Naidoc Week: E-Bisglobal transitions to Aboriginal

Comments Comments

Tuggerah-based print management, procurement and software development company, E-Bisglobal celebrated a significant milestone and turning point in its business journey on Monday – its transition to an Aboriginal owned business.

Transitioning: (l-r) David Harris, MP, Paul Freeman, Ann Freeman, Uncle Gavi Duncan.
E-Bisglobal transitioning: (l-r) David Harris, MP, Paul Freeman, Ann Freeman, Uncle Gavi Duncan.

The theme of Naidoc Week 2020 is Always Was, Always Will Be, which acknowledges and celebrates Australia’s history, a history dating back thousands of generations, not just the 250 years since the arrival of Europeans.

The theme was particularly significant for E-Bisglobal founder and executive director, Paul Freeman, who only discovered his Aboriginal heritage earlier this year. Freeman learned that his great great grandmother was the last remaining native Australian woman in the Liverpool district in the 1880s, and that his family belonged to the Cabrogal Clan of the Dharug Nation, which occupied land along the Georges River for 30,000 years.

Ceremony: Ebis Global
Ceremony: E-Bisglobal

The ceremony was also attended by three generations of the Freeman family, including Freeman’s daughters, Emma Powney and Catherine Gibson, E-Bisglobal’s sales and marketing director, along with his grandchildren. Gibson and the three children raised the Aboriginal flag, which had been presented to Freeman in July by federal member for Dobell, Emma McBride. It now takes pride of place beside the Australian flag outside the entrance to the premises at Tuggerah Business Park.

Freeman said the transition marks a significant milestone for the company. “Being formally recognised as an indigenous company will be an enormous benefit to our long-established government clients who are required, as part of the Reconciliation Action Plan, to spend a percentage of their outsourced project funds on indigenous businesses.”

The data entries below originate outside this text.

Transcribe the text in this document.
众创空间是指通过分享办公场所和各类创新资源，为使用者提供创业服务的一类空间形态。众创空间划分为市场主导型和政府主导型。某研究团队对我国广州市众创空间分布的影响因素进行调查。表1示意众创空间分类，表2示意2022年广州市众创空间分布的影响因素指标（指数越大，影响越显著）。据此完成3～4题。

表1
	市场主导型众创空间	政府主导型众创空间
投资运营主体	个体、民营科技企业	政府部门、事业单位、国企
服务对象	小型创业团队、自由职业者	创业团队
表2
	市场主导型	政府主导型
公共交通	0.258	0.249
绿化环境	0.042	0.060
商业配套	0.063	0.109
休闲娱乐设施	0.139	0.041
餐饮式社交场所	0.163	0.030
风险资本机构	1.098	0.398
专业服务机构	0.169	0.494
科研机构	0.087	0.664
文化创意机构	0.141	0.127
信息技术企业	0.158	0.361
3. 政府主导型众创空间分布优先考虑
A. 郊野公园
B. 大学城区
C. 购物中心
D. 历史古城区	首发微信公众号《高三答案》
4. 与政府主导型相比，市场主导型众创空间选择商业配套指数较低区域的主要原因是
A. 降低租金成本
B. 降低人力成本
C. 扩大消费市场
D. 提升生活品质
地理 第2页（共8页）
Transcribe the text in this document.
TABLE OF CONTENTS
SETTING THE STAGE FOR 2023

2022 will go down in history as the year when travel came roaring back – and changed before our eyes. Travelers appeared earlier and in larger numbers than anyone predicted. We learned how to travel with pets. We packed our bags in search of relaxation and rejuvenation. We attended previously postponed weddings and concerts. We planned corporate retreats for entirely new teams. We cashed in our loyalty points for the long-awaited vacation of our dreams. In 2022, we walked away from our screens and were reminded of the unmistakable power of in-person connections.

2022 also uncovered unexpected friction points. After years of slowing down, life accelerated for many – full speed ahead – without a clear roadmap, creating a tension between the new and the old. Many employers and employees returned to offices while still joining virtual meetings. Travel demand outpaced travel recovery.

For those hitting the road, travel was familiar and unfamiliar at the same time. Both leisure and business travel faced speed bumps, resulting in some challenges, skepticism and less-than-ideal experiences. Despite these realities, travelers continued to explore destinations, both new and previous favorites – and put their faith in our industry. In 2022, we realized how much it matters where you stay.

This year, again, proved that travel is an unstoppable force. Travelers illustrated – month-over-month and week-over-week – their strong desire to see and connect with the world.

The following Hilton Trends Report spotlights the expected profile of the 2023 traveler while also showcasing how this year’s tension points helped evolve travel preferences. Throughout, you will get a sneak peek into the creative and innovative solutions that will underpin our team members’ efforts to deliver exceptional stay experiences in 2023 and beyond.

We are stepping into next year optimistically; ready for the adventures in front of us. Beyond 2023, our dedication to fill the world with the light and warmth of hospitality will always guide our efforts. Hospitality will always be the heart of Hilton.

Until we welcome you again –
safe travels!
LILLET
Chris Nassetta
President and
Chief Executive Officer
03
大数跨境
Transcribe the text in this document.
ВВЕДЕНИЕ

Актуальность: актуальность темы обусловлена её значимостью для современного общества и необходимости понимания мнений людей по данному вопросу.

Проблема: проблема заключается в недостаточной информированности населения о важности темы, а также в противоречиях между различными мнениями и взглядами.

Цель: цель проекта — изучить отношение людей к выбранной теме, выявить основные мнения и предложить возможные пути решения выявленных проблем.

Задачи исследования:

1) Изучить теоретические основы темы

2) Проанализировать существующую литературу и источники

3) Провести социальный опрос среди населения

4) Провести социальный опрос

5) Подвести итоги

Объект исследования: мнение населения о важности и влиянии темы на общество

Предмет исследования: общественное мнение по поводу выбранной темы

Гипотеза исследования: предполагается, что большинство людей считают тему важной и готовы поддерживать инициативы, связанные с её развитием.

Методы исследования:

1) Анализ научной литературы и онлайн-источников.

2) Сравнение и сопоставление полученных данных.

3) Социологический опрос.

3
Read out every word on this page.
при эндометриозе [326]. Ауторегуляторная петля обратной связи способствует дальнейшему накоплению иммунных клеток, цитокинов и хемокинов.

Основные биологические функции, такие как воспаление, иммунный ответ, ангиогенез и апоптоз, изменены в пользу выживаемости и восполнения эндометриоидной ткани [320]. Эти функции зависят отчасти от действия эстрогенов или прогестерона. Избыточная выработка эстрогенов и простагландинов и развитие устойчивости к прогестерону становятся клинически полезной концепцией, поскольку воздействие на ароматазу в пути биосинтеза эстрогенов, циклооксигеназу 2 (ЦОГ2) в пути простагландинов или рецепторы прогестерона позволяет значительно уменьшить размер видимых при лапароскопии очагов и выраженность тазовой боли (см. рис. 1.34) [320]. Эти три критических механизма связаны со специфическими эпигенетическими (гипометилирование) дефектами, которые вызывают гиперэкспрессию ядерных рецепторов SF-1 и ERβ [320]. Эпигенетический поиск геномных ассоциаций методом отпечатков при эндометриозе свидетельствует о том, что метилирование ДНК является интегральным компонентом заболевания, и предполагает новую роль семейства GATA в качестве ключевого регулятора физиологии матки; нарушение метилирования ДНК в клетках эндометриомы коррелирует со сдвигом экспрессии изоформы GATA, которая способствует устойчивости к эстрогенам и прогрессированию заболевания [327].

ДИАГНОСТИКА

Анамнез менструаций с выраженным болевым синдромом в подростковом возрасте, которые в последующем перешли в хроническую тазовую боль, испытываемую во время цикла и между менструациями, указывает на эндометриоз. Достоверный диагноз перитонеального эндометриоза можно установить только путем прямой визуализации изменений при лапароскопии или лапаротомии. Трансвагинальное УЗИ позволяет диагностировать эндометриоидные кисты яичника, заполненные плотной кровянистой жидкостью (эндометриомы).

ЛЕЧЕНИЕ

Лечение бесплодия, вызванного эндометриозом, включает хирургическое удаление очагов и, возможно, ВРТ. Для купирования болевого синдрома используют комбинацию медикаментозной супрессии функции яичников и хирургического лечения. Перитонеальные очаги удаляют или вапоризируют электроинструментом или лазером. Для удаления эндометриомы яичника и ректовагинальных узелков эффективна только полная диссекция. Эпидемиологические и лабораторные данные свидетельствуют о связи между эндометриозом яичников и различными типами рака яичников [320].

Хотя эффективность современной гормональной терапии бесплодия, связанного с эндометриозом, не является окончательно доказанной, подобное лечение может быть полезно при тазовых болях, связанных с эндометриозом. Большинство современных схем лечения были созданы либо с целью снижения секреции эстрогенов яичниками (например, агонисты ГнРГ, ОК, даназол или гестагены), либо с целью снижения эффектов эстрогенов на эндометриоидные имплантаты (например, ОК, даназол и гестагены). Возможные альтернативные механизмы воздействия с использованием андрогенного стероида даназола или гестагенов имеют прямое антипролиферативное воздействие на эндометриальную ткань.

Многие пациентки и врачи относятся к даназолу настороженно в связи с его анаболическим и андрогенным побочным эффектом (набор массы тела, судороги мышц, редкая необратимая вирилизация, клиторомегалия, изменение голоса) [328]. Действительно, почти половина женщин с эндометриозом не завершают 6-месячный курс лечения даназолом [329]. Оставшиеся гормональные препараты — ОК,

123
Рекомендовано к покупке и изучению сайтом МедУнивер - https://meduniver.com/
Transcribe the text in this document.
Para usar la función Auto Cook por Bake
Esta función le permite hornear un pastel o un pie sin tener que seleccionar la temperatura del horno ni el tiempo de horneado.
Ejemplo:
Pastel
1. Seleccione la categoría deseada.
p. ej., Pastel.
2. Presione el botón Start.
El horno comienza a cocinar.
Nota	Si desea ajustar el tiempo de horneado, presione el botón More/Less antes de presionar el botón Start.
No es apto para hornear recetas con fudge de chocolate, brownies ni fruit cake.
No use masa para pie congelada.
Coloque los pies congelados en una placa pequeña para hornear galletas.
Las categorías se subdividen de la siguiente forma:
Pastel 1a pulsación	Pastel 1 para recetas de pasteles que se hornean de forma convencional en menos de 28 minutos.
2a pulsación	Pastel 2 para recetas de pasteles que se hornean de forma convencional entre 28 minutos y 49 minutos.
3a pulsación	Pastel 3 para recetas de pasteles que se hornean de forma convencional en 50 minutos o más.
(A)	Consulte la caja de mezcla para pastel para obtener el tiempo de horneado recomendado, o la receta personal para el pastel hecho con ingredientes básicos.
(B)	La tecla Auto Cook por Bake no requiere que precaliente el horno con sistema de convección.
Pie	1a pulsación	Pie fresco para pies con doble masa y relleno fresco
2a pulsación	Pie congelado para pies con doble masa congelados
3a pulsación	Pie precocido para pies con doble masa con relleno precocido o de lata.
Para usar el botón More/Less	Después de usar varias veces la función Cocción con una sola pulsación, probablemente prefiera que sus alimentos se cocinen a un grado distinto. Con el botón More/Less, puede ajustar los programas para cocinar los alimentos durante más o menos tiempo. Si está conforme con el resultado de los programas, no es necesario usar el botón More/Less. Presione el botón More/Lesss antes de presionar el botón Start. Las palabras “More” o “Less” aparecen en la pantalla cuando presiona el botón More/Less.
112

While there are no plans to rebrand the company, Freeman intends to offer employment opportunities, scholarships and traineeships to young indigenous people on the Central Coast, home to one of Australia’s fastest growing Aboriginal populations. Freeman said, “We aim to work closely with Bara Barang through their employment, training and career pathway programs, which connect young Aboriginal people on the Central Coast with the right employers in a culturally sensitive way.”

Freeman is planning to retire from the business, but remain chairman of the board, he said, “I am proud to be Aboriginal and believe it is a wonderful legacy to leave to my children and grandchildren.”

The 30-year old family business marked the occasion, aptly held during Naidoc Week 2020, with a flag raising and traditional smoking ceremony conducted by Darkinjung elder, uncle Gavi Duncan, and attended by staff and a number of invited guests, including member for Wyong, David Harris, MP, and members of the Barang Regional Alliance.